What we just put in is a few things to help us use the tweepy library. Below is what see_if_tweet_exist() should look like. Of the code this is the method I dislike the most and will refactor as soon as I can.

def see_if_tweet_exist(post_url):
    tweets = api.user_timeline()
    for tweet in tweets:
        if tweet['entities']['urls']:
            urls = tweet['entities']['urls']
            for url in urls:
                if url['expanded_url'] == post_url:
                    return True
    return False

Job here is simple check my last 20 status updates and see if I have posted this URL before. Now the reason I am going on URL and not the whole tweet is simple. If I didn’t want to wait on the bot and I just posed this right away I don’t want the bot to do it again. One thing you will notice is having to drill down to the expanded_url property. That is because twitter likes to shorten URL’s.
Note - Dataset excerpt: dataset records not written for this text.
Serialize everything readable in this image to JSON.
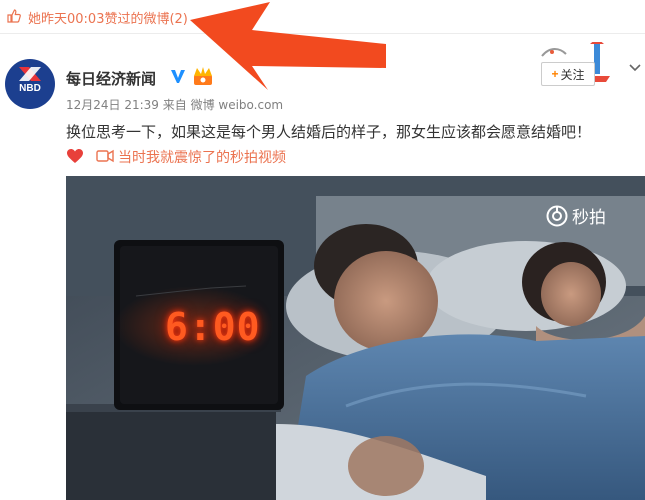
{
  "liked_notice": {
    "text": "她昨天00:03赞过的微博(2)",
    "icon": "thumbs-up-icon"
  },
  "post": {
    "author": {
      "name": "每日经济新闻",
      "avatar_text": "NBD",
      "verified_icon": "verified-v-icon",
      "badge_icon": "crown-icon"
    },
    "follow_label": "关注",
    "meta": "12月24日 21:39 来自 微博 weibo.com",
    "text": "换位思考一下，如果这是每个男人结婚后的样子，那女生应该都会愿意结婚吧！",
    "video_link": "当时我就震惊了的秒拍视频"
  },
  "media": {
    "watermark": "秒拍",
    "clock_time": "6:00"
  },
  "colors": {
    "accent_orange": "#eb7350",
    "follow_plus": "#ff8200",
    "arrow_red": "#f24a1f",
    "avatar_blue": "#1c3f8f"
  }
}
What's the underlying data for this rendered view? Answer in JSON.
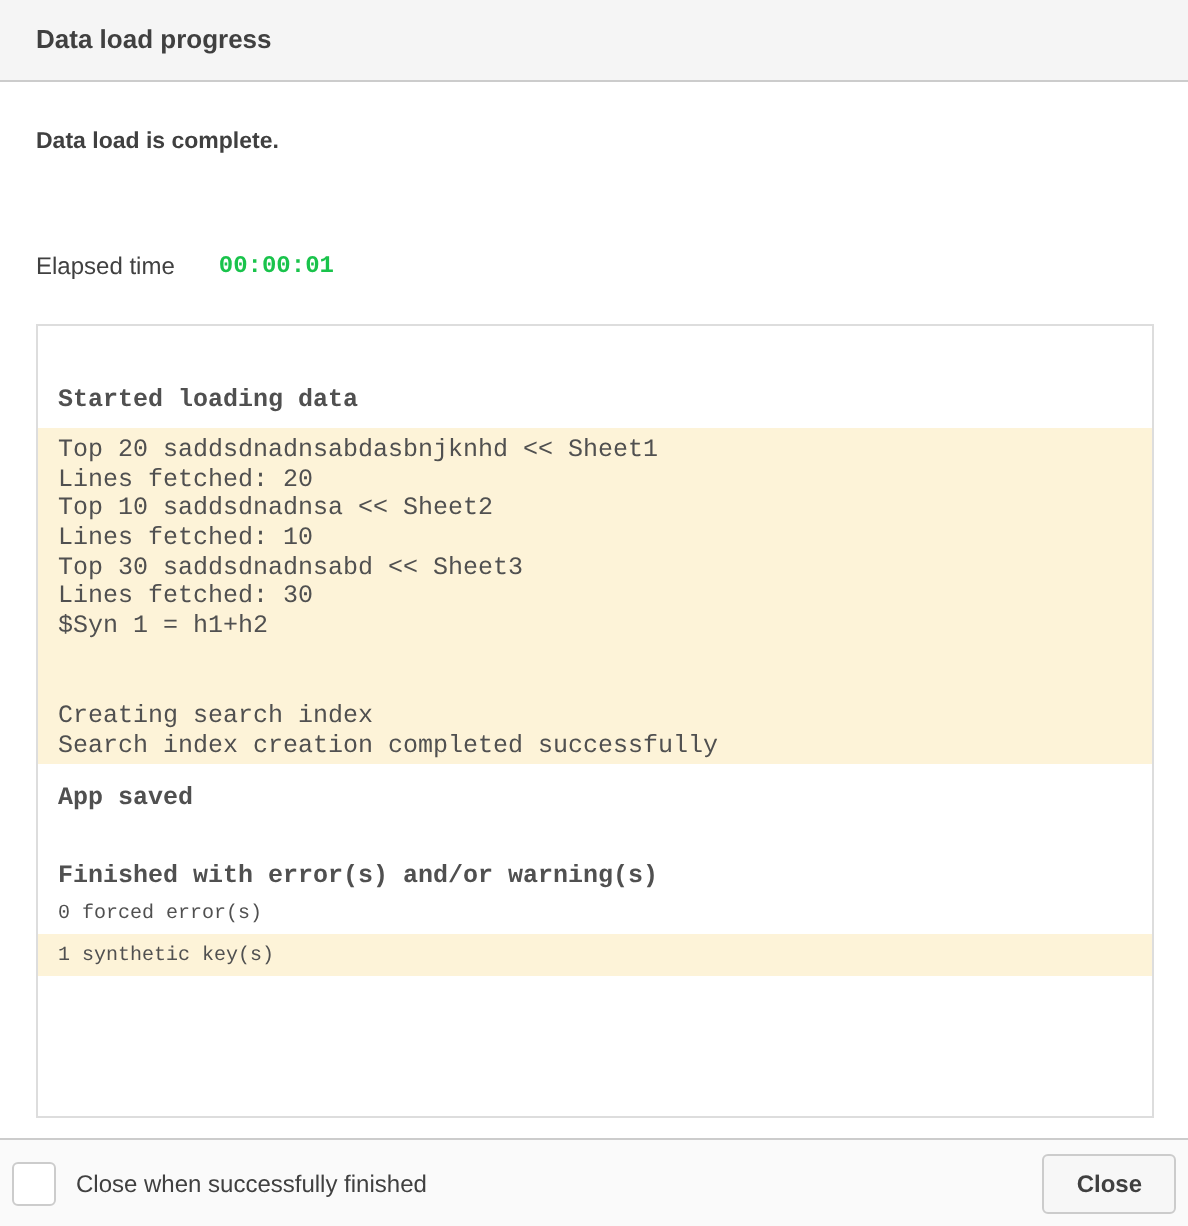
{
  "window": {
    "title": "Data load progress"
  },
  "message": "Data load is complete.",
  "elapsed": {
    "label": "Elapsed time",
    "value": "00:00:01"
  },
  "log": [
    {
      "highlighted": false,
      "lines": [
        {
          "text": "Started loading data",
          "kind": "heading"
        }
      ]
    },
    {
      "highlighted": true,
      "lines": [
        {
          "text": "Top 20 saddsdnadnsabdasbnjknhd << Sheet1",
          "kind": "line"
        },
        {
          "text": "Lines fetched: 20",
          "kind": "line"
        },
        {
          "text": "Top 10 saddsdnadnsa << Sheet2",
          "kind": "line"
        },
        {
          "text": "Lines fetched: 10",
          "kind": "line"
        },
        {
          "text": "Top 30 saddsdnadnsabd << Sheet3",
          "kind": "line"
        },
        {
          "text": "Lines fetched: 30",
          "kind": "line"
        },
        {
          "text": "$Syn 1 = h1+h2",
          "kind": "line"
        },
        {
          "text": "Creating search index",
          "kind": "line",
          "gap_before": true
        },
        {
          "text": "Search index creation completed successfully",
          "kind": "line"
        }
      ]
    },
    {
      "highlighted": false,
      "lines": [
        {
          "text": "App saved",
          "kind": "heading"
        },
        {
          "text": "Finished with error(s) and/or warning(s)",
          "kind": "heading",
          "gap_before": true
        },
        {
          "text": "0 forced error(s)",
          "kind": "small"
        }
      ]
    },
    {
      "highlighted": true,
      "lines": [
        {
          "text": "1 synthetic key(s)",
          "kind": "small"
        }
      ]
    }
  ],
  "footer": {
    "checkbox": {
      "label": "Close when successfully finished",
      "checked": false
    },
    "button": "Close"
  }
}
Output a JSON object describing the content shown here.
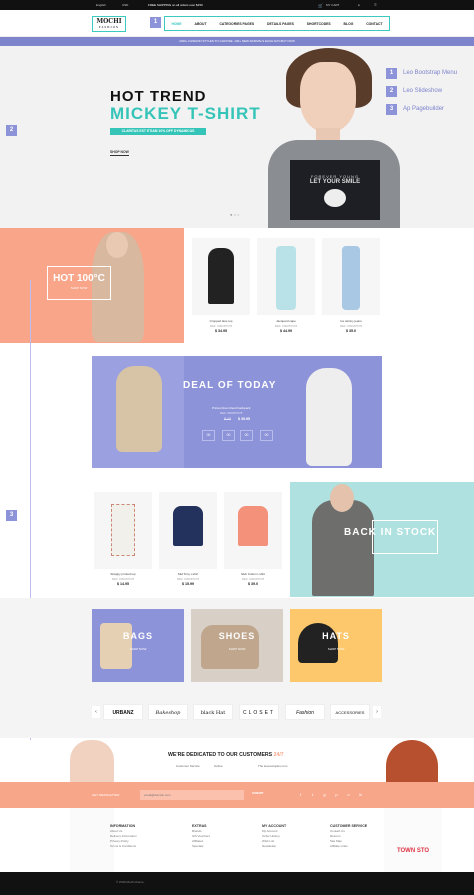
{
  "topbar": {
    "language": "English",
    "currency": "USD",
    "shipping": "FREE SHIPPING on all orders over $150",
    "cart": "MY CART"
  },
  "logo": {
    "name": "MOCHI",
    "tagline": "FASHION"
  },
  "badges": [
    "1",
    "2",
    "3"
  ],
  "nav": [
    {
      "label": "HOME"
    },
    {
      "label": "ABOUT"
    },
    {
      "label": "CATEGORIES PAGES"
    },
    {
      "label": "DETAILS PAGES"
    },
    {
      "label": "SHORTCODES"
    },
    {
      "label": "BLOG"
    },
    {
      "label": "CONTACT"
    }
  ],
  "promo": "1000+ FASHION STYLES TO CHOOSE. 100+ NEW ARRIVALS EACH DAY.BUY NOW",
  "hero": {
    "title1": "HOT TREND",
    "title2": "MICKEY T-SHIRT",
    "subtitle": "CLARITAS EST ETIAM 10% OFF DYNAMICUS",
    "shop": "SHOP NOW",
    "tee_line1": "FOREVER YOUNG",
    "tee_line2": "LET YOUR SMILE"
  },
  "features": [
    {
      "num": "1",
      "label": "Leo Bootstrap Menu"
    },
    {
      "num": "2",
      "label": "Leo Slideshow"
    },
    {
      "num": "3",
      "label": "Ap Pagebuilder"
    }
  ],
  "hot_banner": {
    "title": "HOT 100°C",
    "cta": "SHOP NOW"
  },
  "products_row1": [
    {
      "name": "Cropped lace top",
      "ref": "REF. #00087678",
      "price": "$ 34.95"
    },
    {
      "name": "Jacquard cape",
      "ref": "REF. #00087678",
      "price": "$ 44.99"
    },
    {
      "name": "Ice skinny jeans",
      "ref": "REF. #00087678",
      "price": "$ 35.0"
    }
  ],
  "deal": {
    "title": "DEAL OF TODAY",
    "desc": "Printed linen blend backpack",
    "ref": "REF. #00087678",
    "old_price": "$ 45",
    "price": "$ 39.95",
    "countdown": [
      "00",
      "00",
      "00",
      "00"
    ]
  },
  "products_row2": [
    {
      "name": "Strappy printed top",
      "ref": "REF. #00087678",
      "price": "$ 14.95"
    },
    {
      "name": "Skd Tony t-shirt",
      "ref": "REF. #00087678",
      "price": "$ 15.99"
    },
    {
      "name": "Slub Cotton t-shirt",
      "ref": "REF. #00087678",
      "price": "$ 39.0"
    }
  ],
  "stock_banner": {
    "title": "BACK IN STOCK"
  },
  "categories": [
    {
      "title": "BAGS",
      "cta": "SHOP NOW"
    },
    {
      "title": "SHOES",
      "cta": "SHOP NOW"
    },
    {
      "title": "HATS",
      "cta": "SHOP NOW"
    }
  ],
  "brands": [
    "URBANZ",
    "Bakeshop",
    "black Hat",
    "CLOSET",
    "Fashion",
    "ACCESSORIES"
  ],
  "dedicated": {
    "text": "WE'RE DEDICATED TO OUR CUSTOMERS",
    "highlight": "24/7",
    "info1": "Customer Service",
    "info2": "Online",
    "info3": "The leoexamples.com"
  },
  "newsletter": {
    "label": "GET NEWSLETTER",
    "placeholder": "email@domain.com",
    "button": "SUBMIT",
    "social": [
      "f",
      "t",
      "g",
      "p",
      "o",
      "in"
    ]
  },
  "footer_cols": [
    {
      "title": "INFORMATION",
      "items": [
        "About Us",
        "Delivery Information",
        "Privacy Policy",
        "Terms & Conditions"
      ]
    },
    {
      "title": "EXTRAS",
      "items": [
        "Brands",
        "Gift Vouchers",
        "Affiliates",
        "Specials"
      ]
    },
    {
      "title": "MY ACCOUNT",
      "items": [
        "My Account",
        "Order History",
        "Wish List",
        "Newsletter"
      ]
    },
    {
      "title": "CUSTOMER SERVICE",
      "items": [
        "Contact Us",
        "Returns",
        "Site Map",
        "Affiliate Links"
      ]
    }
  ],
  "footer_bottom": "© 2016 Mochi theme.",
  "colors": {
    "teal": "#35c4b8",
    "purple": "#8d93d8",
    "salmon": "#f9a58a",
    "yellow": "#fcc86b"
  }
}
Let’s add in sending a tweet out if it isn’t found. We broke this up in to two methods they could have been one and I might refactor this later.
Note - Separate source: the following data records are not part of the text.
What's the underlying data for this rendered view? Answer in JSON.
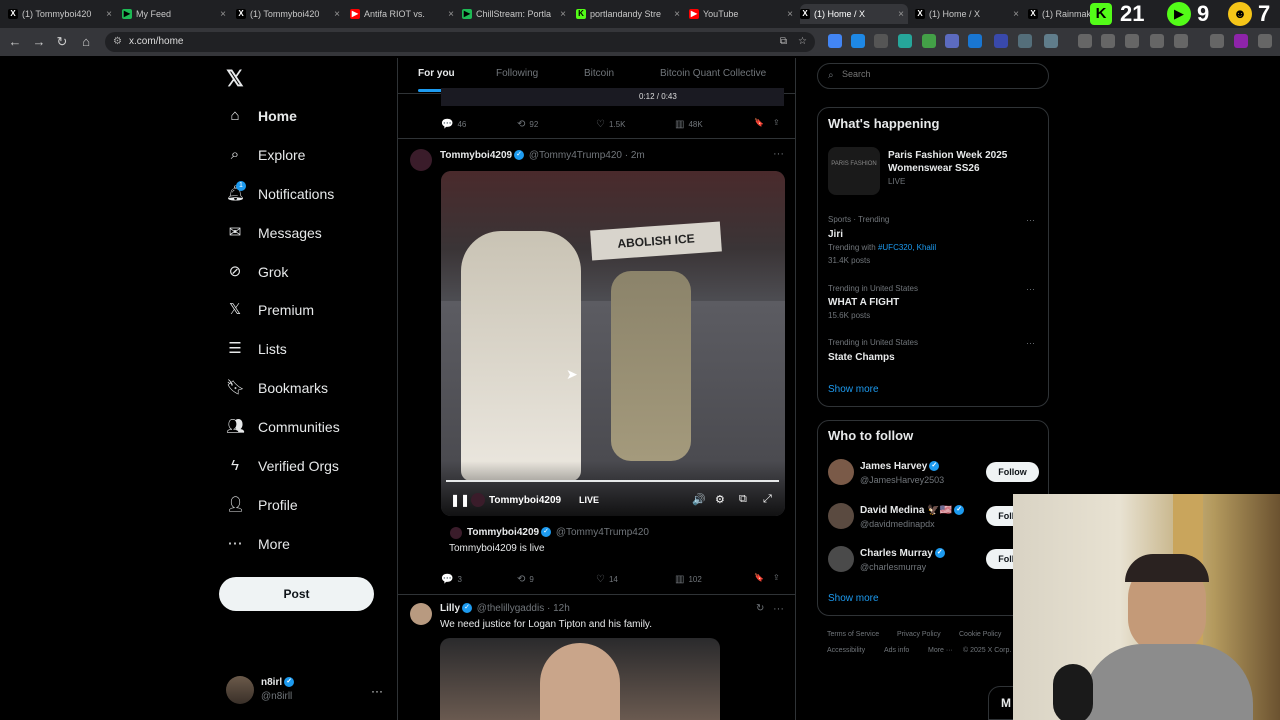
{
  "browser": {
    "tabs": [
      {
        "label": "(1) Tommyboi420",
        "icon": "x-logo-icon"
      },
      {
        "label": "My Feed",
        "icon": "play-icon"
      },
      {
        "label": "(1) Tommyboi420",
        "icon": "x-logo-icon"
      },
      {
        "label": "Antifa RIOT vs.",
        "icon": "youtube-icon"
      },
      {
        "label": "ChillStream: Portla",
        "icon": "play-icon"
      },
      {
        "label": "portlandandy Stre",
        "icon": "kick-icon"
      },
      {
        "label": "YouTube",
        "icon": "youtube-icon"
      },
      {
        "label": "(1) Home / X",
        "icon": "x-logo-icon"
      },
      {
        "label": "(1) Home / X",
        "icon": "x-logo-icon"
      },
      {
        "label": "(1) Rainmake",
        "icon": "x-logo-icon"
      }
    ],
    "url": "x.com/home",
    "overlay_numbers": [
      "21",
      "9",
      "7"
    ]
  },
  "sidebar": {
    "items": [
      {
        "label": "Home",
        "icon": "home-icon"
      },
      {
        "label": "Explore",
        "icon": "search-icon"
      },
      {
        "label": "Notifications",
        "icon": "bell-icon",
        "badge": "1"
      },
      {
        "label": "Messages",
        "icon": "mail-icon"
      },
      {
        "label": "Grok",
        "icon": "grok-icon"
      },
      {
        "label": "Premium",
        "icon": "x-logo-icon"
      },
      {
        "label": "Lists",
        "icon": "list-icon"
      },
      {
        "label": "Bookmarks",
        "icon": "bookmark-icon"
      },
      {
        "label": "Communities",
        "icon": "people-icon"
      },
      {
        "label": "Verified Orgs",
        "icon": "lightning-icon"
      },
      {
        "label": "Profile",
        "icon": "person-icon"
      },
      {
        "label": "More",
        "icon": "more-circle-icon"
      }
    ],
    "post_label": "Post",
    "account": {
      "name": "n8irl",
      "handle": "@n8irll"
    }
  },
  "feed": {
    "tabs": [
      "For you",
      "Following",
      "Bitcoin",
      "Bitcoin Quant Collective"
    ],
    "prev_post": {
      "replies": "46",
      "reposts": "92",
      "likes": "1.5K",
      "views": "48K",
      "time": "0:12 / 0:43"
    },
    "post1": {
      "name": "Tommyboi4209",
      "handle": "@Tommy4Trump420",
      "time": "· 2m",
      "video_name": "Tommyboi4209",
      "live_label": "LIVE",
      "video_sign": "ABOLISH ICE",
      "quote_name": "Tommyboi4209",
      "quote_handle": "@Tommy4Trump420",
      "quote_text": "Tommyboi4209 is live",
      "replies": "3",
      "reposts": "9",
      "likes": "14",
      "views": "102"
    },
    "post2": {
      "name": "Lilly",
      "handle": "@thelillygaddis",
      "time": "· 12h",
      "text": "We need justice for Logan Tipton and his family."
    }
  },
  "right": {
    "search_placeholder": "Search",
    "happening_title": "What's happening",
    "event": {
      "title": "Paris Fashion Week 2025 Womenswear SS26",
      "status": "LIVE",
      "thumb_text": "PARIS FASHION"
    },
    "trends": [
      {
        "meta": "Sports · Trending",
        "title": "Jiri",
        "extra_prefix": "Trending with ",
        "extra_link": "#UFC320, Khalil",
        "posts": "31.4K posts"
      },
      {
        "meta": "Trending in United States",
        "title": "WHAT A FIGHT",
        "posts": "15.6K posts"
      },
      {
        "meta": "Trending in United States",
        "title": "State Champs",
        "posts": ""
      }
    ],
    "show_more": "Show more",
    "who_to_follow_title": "Who to follow",
    "follow_suggestions": [
      {
        "name": "James Harvey",
        "handle": "@JamesHarvey2503",
        "button": "Follow"
      },
      {
        "name": "David Medina 🦅🇺🇸",
        "handle": "@davidmedinapdx",
        "button": "Follow"
      },
      {
        "name": "Charles Murray",
        "handle": "@charlesmurray",
        "button": "Follow"
      }
    ],
    "show_more_2": "Show more",
    "footer": [
      "Terms of Service",
      "Privacy Policy",
      "Cookie Policy",
      "Accessibility",
      "Ads info",
      "More ···",
      "© 2025 X Corp."
    ],
    "messages_label": "M"
  },
  "colors": {
    "accent": "#1d9bf0",
    "background": "#000000",
    "border": "#2f3336",
    "muted": "#71767b"
  }
}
def tweet_latest_post(post):
    api.update_status(build_tweet(post))


def build_tweet(post):
    return 'Latest write up: ' + post.title + ' ' + post.link

This pretty much sums up what we have for the tweets.py file. Three methods and a few imports to help us check and see if our tweet exist and send a tweet if we need to.

Pulling it all together

So if we go back to bot.py we have our main(): method we need to fill it out with the following:

def main():
    post = get_todays_post()
    if post.link:
        if not see_if_tweet_exist(post.link):
            tweet_latest_post(post)

This is some simple logic, get today’s post if there is a new post check and see if the tweet exist if it doesn’t tweet it. if we go through our check list from above:

~~Start~~
~~Pull the latest post~~
~~Pull the latest Tweets~~
~~Compare~~
~~Build Tweet~~
~~Post Tweet~~

We accomplished what we set out to do. This took me less than an hour to code up. Took me five times as long to write up with post. Some final thoughts. First there is NO test and this is essentially bad admitting this now and this is a goal to on my next round of updates. Next it could be more pythonic, I broke out some methods way too far and I could have kept them together. Oh and I forgot a way to do some logging, but I think I need to figure out where I am going to run this app first. The overall goal was to give a great use case to write an app and do it in Python. Help demystify the language.

Next steps do some code clean up! Add in some unit test. Lastly figure out a place to run this app. Thinking about running this in a Microk8s running on a Raspberry Pi with a 64-bit OS. I keep my work in this GitHub repo.